The conservative loves science because of its ability to free individuals to lead the life they desire. Do you want to sleep with the lights on? Go for it. Want to start a business that is open 24 hours a day? I hope so, because this thorium reactor will lower energy costs enough so you’ll have extra cash in your pocket to invest in any way you see fit. Whether your desire energy independence because you want build a thorium-powered rocket ship to take you to the stars, or whether you want to use the country’s new-found technology to make you even more of a pathetic slouch, it’s your call. You should be in control of your life, and energy independence will put you more firmly behind the wheel of the car.

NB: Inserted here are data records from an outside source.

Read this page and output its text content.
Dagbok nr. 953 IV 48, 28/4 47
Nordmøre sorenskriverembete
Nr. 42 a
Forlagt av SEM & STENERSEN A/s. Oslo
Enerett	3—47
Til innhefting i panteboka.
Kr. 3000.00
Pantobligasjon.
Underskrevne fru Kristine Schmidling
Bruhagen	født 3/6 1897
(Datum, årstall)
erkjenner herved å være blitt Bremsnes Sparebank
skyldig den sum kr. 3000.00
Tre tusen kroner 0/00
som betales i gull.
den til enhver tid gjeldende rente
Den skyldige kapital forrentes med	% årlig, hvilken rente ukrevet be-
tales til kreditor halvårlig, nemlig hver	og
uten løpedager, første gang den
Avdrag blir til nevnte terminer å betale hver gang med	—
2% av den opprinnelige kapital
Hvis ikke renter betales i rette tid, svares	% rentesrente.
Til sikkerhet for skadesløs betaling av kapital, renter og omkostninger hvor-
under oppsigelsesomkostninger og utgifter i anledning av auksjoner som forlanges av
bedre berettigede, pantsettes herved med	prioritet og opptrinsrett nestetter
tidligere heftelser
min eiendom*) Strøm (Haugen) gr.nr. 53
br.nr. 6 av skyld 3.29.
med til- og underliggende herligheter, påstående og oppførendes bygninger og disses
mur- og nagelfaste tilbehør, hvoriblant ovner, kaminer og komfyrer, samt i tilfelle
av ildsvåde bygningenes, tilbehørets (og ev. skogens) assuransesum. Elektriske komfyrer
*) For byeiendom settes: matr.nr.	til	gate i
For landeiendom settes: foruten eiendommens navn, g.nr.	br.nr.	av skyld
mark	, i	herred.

Don’t let anyone ever say we’re “running out of resources.” We’re not. Humans will continue to find new ways to utilize resources as technology advances, just like it always has. Once upon a time there was a liberal politician who cursed Thomas Edison for inventing the light bulb; I heard the candle maker profession was hit hard. Once upon a time there was a liberal politician who cursed “Big Oil” for putting those poor whalers out of work. Once upon a time there was a liberal politician who cursed the industrial revolution for “stealing” jobs from the local blacksmith. And recently, President Obama blamed high unemployment on ATMs.
The point is, my generation was spoon fed Captain Planet mind-gruel by our cartoons, movies and teachers. It’s allowed millions of individuals to buy into public policy proposals that are not in their self interest. To reverse engineer the damage, conservatives need to listen to scientific advice of guys like Kirk Sorensen. If they do, they might be able to craft energy policies that relate to young people. If they do not, discredited clowns like Al Gore will continue to win them over.